Shaun Woodward said Peter Robinson "fiercely resisted" allegations of financial wrongdoing and had asked officials to investigate the matter.
"I think we have to allow that to happen," Mr Woodward said.
A BBC programme has said Mr Robinson did not tell the authorities his wife Iris had not registered £50,000 she obtained from two property developers.
The Spotlight programme said she obtained the money from two property developers, which was paid to her 19-year-old lover to help him launch a cafe.

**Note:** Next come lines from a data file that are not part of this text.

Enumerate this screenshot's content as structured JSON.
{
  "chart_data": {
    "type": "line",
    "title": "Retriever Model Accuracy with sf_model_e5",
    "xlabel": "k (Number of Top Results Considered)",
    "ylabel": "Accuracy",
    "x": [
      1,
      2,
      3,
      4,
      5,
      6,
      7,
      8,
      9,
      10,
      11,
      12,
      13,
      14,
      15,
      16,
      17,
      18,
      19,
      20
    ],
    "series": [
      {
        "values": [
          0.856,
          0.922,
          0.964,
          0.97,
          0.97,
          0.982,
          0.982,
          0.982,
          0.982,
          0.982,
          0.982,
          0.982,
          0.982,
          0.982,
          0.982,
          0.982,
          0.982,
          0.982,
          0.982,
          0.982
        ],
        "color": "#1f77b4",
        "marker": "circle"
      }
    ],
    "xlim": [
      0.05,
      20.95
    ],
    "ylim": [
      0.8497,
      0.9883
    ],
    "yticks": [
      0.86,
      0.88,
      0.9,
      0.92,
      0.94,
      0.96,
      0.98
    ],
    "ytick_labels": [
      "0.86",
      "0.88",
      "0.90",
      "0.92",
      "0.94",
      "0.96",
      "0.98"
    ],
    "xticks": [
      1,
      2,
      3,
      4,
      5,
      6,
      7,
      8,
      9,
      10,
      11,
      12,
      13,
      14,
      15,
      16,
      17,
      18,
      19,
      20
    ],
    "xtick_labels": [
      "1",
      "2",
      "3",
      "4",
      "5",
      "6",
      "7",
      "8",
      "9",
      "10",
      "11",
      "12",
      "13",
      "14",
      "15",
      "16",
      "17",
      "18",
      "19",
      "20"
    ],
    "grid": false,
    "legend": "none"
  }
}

It said DUP leader Mr Robinson knew about her financial dealings but did not tell the proper authorities despite being being obliged by the ministerial code to act in the public interest at all times.
'Issue of trust'
The financial allegations follow a public admission by Mr Robinson that his wife had attempted suicide after her affair.
Mr Woodward said the matter had been a "personal crisis and a personal tragedy" for the Robinson family, but politicians were entitled to a private life.

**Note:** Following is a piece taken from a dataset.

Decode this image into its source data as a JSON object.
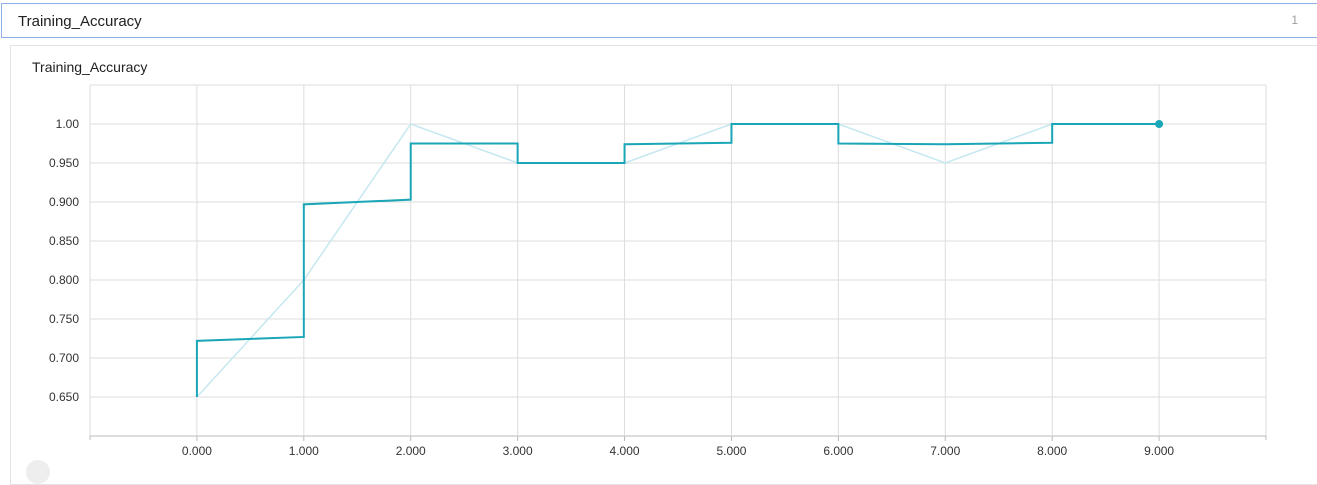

The secretary of state also said Mr Robinson had been "a pivotal figure" in the process of devolution in Northern Ireland.
Asked whether public faith in him may have been irreparably damaged, he said: "Trust is of course the essential commodity - whether it's in a political process or indeed in building the original peace process.
"There are no doubts about this that during this extraordinary turn of events the issue of trust does get placed out there into the fore.
"But I think we have all got to be conscious that the [devolution] process is bigger than any one man."
Earlier, senior DUP member Gregory Campbell said his party leader should be given a week to prove that he did not breach any rules.
He added: "Peter himself has asked for a week to resolve those issues, respond to them and refute them."
However, Reverend David McIlveen, a Free Presbyterian minister who is a close friend of former DUP leader Ian Paisley, said he believed Mr Robinson should consider stepping down temporarily.
"I do believe that his position is becoming increasingly untenable," he said.
"He has a major problem with regard to solving his own family difficulties, and I personally cannot take the view that a person's private life does not affect their public life.
"Judgements that we make in private will undoubtedly influence our judgements in public."
In an interview on Friday, Mr Robinson said he had asked officials at the Office of the First and Deputy First Minister to set up an investigation into his conduct.
"I don't believe that I have done anything wrong. I have acted properly at all times. I have subjected myself to investigation. I am prepared publicly to allow the outcome of that investigation to be known," he said.
"I am prepared to act in accordance with the outcome of that investigation and I believe that the public, who are fair in these matters, will be prepared to have me judged by a thorough investigation and legal opinion being given to us, rather than the smear and innuendo of the press."
However he added that he would "not be slow" in taking a decision if the investigation found that he should have acted differently.